Why They’re Not Higher: It’s been two — almost three — years since Days Are Gone. Please put out another album.

Finest Moment: Their impossibly slick tour de force debut LP — though career-wise, it’s probably opening arena dates for the leader of their #girlsquad. — R.B.

11. SPOON

The 50 Best Rock Bands Right Now

Why They’re Here: The Austin five-piece’s spindly riffs and fat kick-drum footfalls are the black skinny jeans of rock: sleek, f**kin’ rad, and endlessly adaptable, yet instantly recognizable. Britt Daniel’s twitchy coo still sounds like he’s chain-smoking to avoid a nervous breakdown, as they’ve graduated from Telephono‘s slacker grunge in 1996 to, nearly 20 years later, the drily strummed ennui of They Want My Soul — all without breaking a string.

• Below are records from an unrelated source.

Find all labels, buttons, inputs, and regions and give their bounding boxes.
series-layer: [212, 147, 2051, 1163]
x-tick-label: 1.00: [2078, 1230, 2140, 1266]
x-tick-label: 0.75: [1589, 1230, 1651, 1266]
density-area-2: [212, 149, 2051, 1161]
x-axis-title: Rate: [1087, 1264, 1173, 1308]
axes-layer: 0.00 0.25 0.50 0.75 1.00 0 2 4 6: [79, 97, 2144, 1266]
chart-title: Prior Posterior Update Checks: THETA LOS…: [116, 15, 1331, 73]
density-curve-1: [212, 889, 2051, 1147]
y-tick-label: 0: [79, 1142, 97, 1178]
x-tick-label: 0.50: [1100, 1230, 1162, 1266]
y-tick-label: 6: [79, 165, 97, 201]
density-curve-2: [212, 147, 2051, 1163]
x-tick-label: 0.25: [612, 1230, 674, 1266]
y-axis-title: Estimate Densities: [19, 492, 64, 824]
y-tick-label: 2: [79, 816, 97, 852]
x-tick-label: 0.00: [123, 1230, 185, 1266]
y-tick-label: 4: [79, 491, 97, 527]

Why They’re Not Higher: Ever since their middle finger to the major labels, 1998’s A&R suit-parodying “The Agony of Laffitte,” Spoon have been the poster men for indie rock. Like the food pyramid, they’re classic, essential… but Middle America wants the the Big Macs.

Finest Moment: The band’s four songs that appear in the quirky 2006 Will Ferrell comedy Stranger Than Fiction, a perfect match for the band’s left-but-not-too-left-of-center sensibilities. — H.B.